Михаил Попов - «Нехороший» дедушка
Конечно, если по большому счету, звонить я ему не должен. Не имею права. Я ведь виноват перед ним, скотина. Непреднамеренно, но явно и сильно. Малышка Надя. Миниатюрная, провинциальная отличница, на четверть бурятка или тувинка. Она держалась в стороне от нашей довольно шальной компании. Мне даже казалось, что она нас презирает. А я уже тогда сбежал из института, а в общагу залетал по инерции. А она почти пустая после сессии. Обитаемые комнаты напоминали архипелаг в Тихом океане. Надя тоже почему-то не уехала домой. Тогда при ней не было еще никакого Савушки. И вот я перепутываю этаж. С двумя бутылками «Салюта». Не специально перепутываю, ей-богу. А она жарит картошку, единственная на всем этаже. И такая грустная зима глядит в окна. Даже и не припомню, как оно там получилось. Настоял я, или меня завлекли, а скорей всего, два одиноких гормона рванулись друг к другу. Я потом месяц не показывался в общаге, не из-за этого случая, мне было на него плевать, и не такое бывало… А потом узнаю: поженились! Савушка и Надя, тихая отличница. И брак у них был — на загляденье и на зависть, как сплав. Ни единого шва. Сразу дети, и приносимое ими счастье. Савушка, конечно, ничего не узнал, иначе бы не рвался со мной дружить все эти годы. И вот в такие моменты, как сейчас, чувство подловатого превосходства, сменяется самоуничижительной слезливостью. Зачем ты спал с женой друга, дебил?!
— Что, плохо? — заглядывала мне в глаза Майка юннатским взглядом. Ей хотелось знать, а не помочь.
Но я уже брал себя в руки. И взял.
Но делать-то что?!
У Сагдулаева был. С Петровичем связывался утром, он в Перми.

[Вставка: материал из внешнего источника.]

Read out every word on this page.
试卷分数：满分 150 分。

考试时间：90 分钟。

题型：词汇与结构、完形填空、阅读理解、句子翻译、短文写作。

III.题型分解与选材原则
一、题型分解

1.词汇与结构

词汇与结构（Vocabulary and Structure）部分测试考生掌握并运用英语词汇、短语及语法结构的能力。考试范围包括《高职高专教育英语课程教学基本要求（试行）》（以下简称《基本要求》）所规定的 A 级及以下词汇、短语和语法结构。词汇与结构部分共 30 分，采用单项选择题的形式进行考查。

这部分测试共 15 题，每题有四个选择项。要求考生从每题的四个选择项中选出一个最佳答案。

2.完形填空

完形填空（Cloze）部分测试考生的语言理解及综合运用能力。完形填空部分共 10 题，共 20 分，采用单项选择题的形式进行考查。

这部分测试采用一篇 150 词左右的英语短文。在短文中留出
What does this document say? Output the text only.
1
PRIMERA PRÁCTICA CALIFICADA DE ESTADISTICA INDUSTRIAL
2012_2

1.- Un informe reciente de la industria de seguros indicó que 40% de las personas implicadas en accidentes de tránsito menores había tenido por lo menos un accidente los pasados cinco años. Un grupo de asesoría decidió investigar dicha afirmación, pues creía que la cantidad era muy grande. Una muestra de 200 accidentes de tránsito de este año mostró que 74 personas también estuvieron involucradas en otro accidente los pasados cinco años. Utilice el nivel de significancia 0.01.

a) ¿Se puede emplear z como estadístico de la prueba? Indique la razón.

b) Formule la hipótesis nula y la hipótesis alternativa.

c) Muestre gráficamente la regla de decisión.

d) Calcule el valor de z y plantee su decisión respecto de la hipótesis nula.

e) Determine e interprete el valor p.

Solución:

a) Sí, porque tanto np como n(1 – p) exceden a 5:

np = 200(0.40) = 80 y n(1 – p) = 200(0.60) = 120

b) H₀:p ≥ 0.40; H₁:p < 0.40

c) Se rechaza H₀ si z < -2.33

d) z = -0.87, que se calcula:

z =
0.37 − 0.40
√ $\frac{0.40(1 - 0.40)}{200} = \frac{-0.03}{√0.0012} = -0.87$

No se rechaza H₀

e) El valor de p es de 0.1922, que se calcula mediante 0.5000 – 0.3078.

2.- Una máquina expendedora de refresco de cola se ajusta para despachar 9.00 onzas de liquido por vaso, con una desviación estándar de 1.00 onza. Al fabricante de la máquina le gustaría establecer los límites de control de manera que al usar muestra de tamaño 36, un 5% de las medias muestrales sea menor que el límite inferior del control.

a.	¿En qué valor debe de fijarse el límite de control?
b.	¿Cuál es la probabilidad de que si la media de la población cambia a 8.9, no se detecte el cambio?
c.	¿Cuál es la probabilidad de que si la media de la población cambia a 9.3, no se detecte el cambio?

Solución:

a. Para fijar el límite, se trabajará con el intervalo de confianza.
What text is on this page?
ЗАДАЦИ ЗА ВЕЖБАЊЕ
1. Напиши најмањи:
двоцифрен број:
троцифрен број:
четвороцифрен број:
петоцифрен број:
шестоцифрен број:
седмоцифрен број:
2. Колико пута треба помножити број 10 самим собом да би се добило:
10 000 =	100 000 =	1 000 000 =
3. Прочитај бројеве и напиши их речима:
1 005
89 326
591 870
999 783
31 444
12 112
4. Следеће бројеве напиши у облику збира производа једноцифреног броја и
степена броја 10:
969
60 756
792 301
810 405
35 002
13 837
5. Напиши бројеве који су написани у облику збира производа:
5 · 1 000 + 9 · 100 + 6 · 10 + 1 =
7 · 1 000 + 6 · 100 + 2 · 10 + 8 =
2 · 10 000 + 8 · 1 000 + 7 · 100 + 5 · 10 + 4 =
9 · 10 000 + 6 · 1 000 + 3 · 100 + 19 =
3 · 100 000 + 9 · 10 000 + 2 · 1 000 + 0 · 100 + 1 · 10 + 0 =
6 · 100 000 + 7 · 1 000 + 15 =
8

Гукасян с Коноплевым тоже отпадают. Коноплев не безнадежен, но не хочу. Я вспомнил наш тройственный разговор, и то, как он говорил о «конце света». Он вроде бы и поддерживал всерьез этот разговор, и умудрялся смотреть на меня невыносимо снисходительно. Он будет разговаривать, но незаметно издеваясь.
И не к Нинке же.
Что ты будешь говорить, оставалась одна Василиса. И это после взвешивания всех обстоятельств! Да, морочу хорошему человеку умную голову и волную доброе сердце, и, главное, — напрасно. Я ничего не сделаю для тебя, Василиса! Потому что еще одно доброе дело в твой адрес — и точка невозврата! Я прибегну к тебе как чистейший эгоист, почти упырь.
Но мне не на кого больше надеяться!
Позвонил.
— Приезжай, конечно. Буду после девяти.
Это плохо. Накатила новая волна рефлексии: я вынужден буду явиться к ней без подвижной защиты в виде беспардонного ребенка. До девяти Майка перекочует к матери. Василиса будет разговаривать со мной об этом разгорающемся пожаре непонятных повсеместных знаков, а думать будет понятно о чем.
Так зачем ты прешься к девушке? Зачем заново взбаламучивать уже почти отстоявшийся водоем?
Нет, я не могу, совсем не могу в данный момент оставаться один.
Сдав беззаботную неунывающую девочку ее молчаливой, мрачноватой матери с рук на руки, я помчался к специалистке по староверам.
Мы не сказали с Ниной ни слова, обменялись только кивками головы. Я бежал от памятника Крупской в сторону Чис тых прудов, испытывая сильное облегчение. Я понял, что Нинка все-таки сволочь. И не в утренних ее похождениях дело. В конце концов это ее дело. Интересно, как она обходится с нами, мужьями? Устроила себе этакий гарем-наоборот, повзрослевшая Гюльчатай. Один муж — кормит дочь, другой — развлекает, третий — таскает по подземным переходам и следственным изоляторам? Такая изобретательная никогда не пропадет. И Майка не пропадет.
И хватит об этом. Это боковое, это частность. Надо подумать о глобальном. А это сложно. Надо думать о глобальном, но так, чтобы не разделить участь подполковника.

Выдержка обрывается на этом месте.